Hundreds of thousands of horses died as a result of the conditions at the front – exhaustion, drowning, mired in mud and falling into shell holes. However the Vets working for the Corps did a magnificent job of providing medical care and treating over 700,000 horses for injuries and illness and successfully healing over 500,000.
Whilst the horses boosted the morale of the soldiers, they could be a health hazard because of the difficulty of maintaining high levels of hygiene around their horse manure which was commonplace in the battle and staging areas and which created breeding grounds for disease. Edward became ill in 1917 and was transferred back to the United Kingdom by hospital ship.
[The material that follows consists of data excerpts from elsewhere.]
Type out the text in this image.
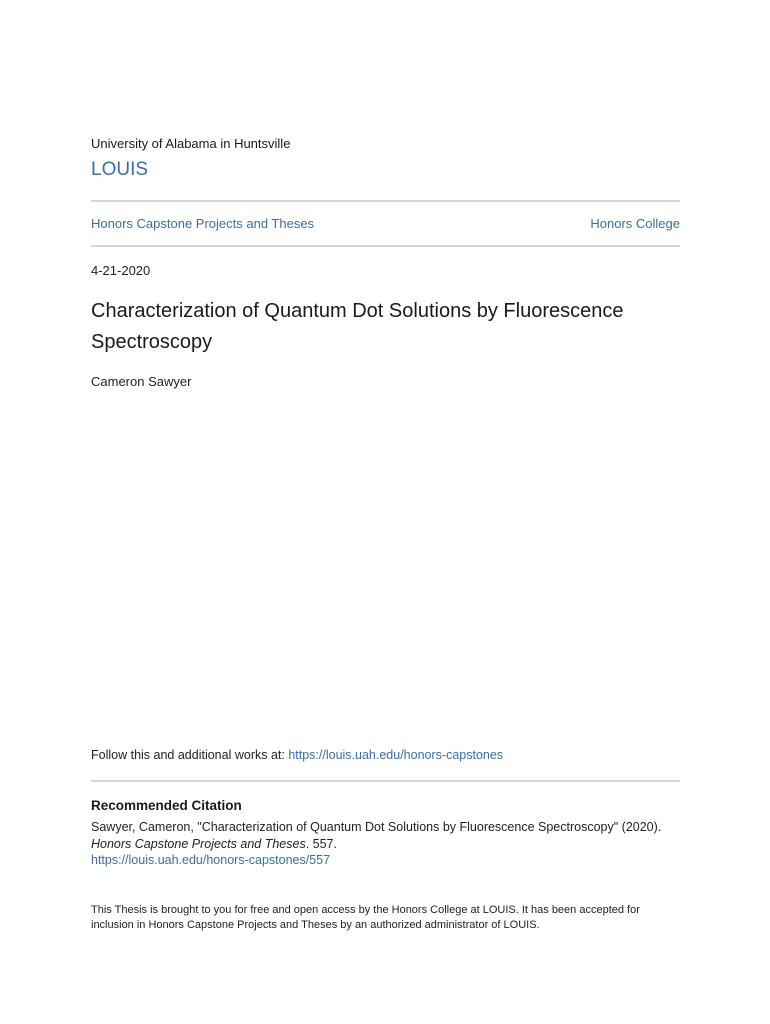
University of Alabama in Huntsville
LOUIS
Honors Capstone Projects and Theses	Honors College
4-21-2020
Characterization of Quantum Dot Solutions by Fluorescence Spectroscopy
Cameron Sawyer
Follow this and additional works at: https://louis.uah.edu/honors-capstones
Recommended Citation
Sawyer, Cameron, "Characterization of Quantum Dot Solutions by Fluorescence Spectroscopy" (2020).
Honors Capstone Projects and Theses. 557.
https://louis.uah.edu/honors-capstones/557
This Thesis is brought to you for free and open access by the Honors College at LOUIS. It has been accepted for inclusion in Honors Capstone Projects and Theses by an authorized administrator of LOUIS.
A post card of the Ulster Volunteer Force Hospital in Belfast was amongst his war papers. The nature of the fighting in the Great War led to huge numbers of injured soldiers and the existing military medical facilities in the UK were overwhelmed. Many civil hospitals were turned over for military use, one of which was the Ulster hospital and presumably this was where Edward was sent for treatment.
He did not recover sufficiently to return to active service and was given an Honourable discharge on 15 August 1917 and awarded a Silver War Badge. This was worn on a coat lapel and signified that the bearer had completed their war service.
Silver War Badge
After the war, Edward was awarded the usual medals awarded to those who had served in World War 1, the Victory Medal 1914 – 1919 and the British War Medal 1914 – 1920.
Sally records her thanks to Edward’s great grand-daughter Sara White (nee Knight) for sharing some of her family history.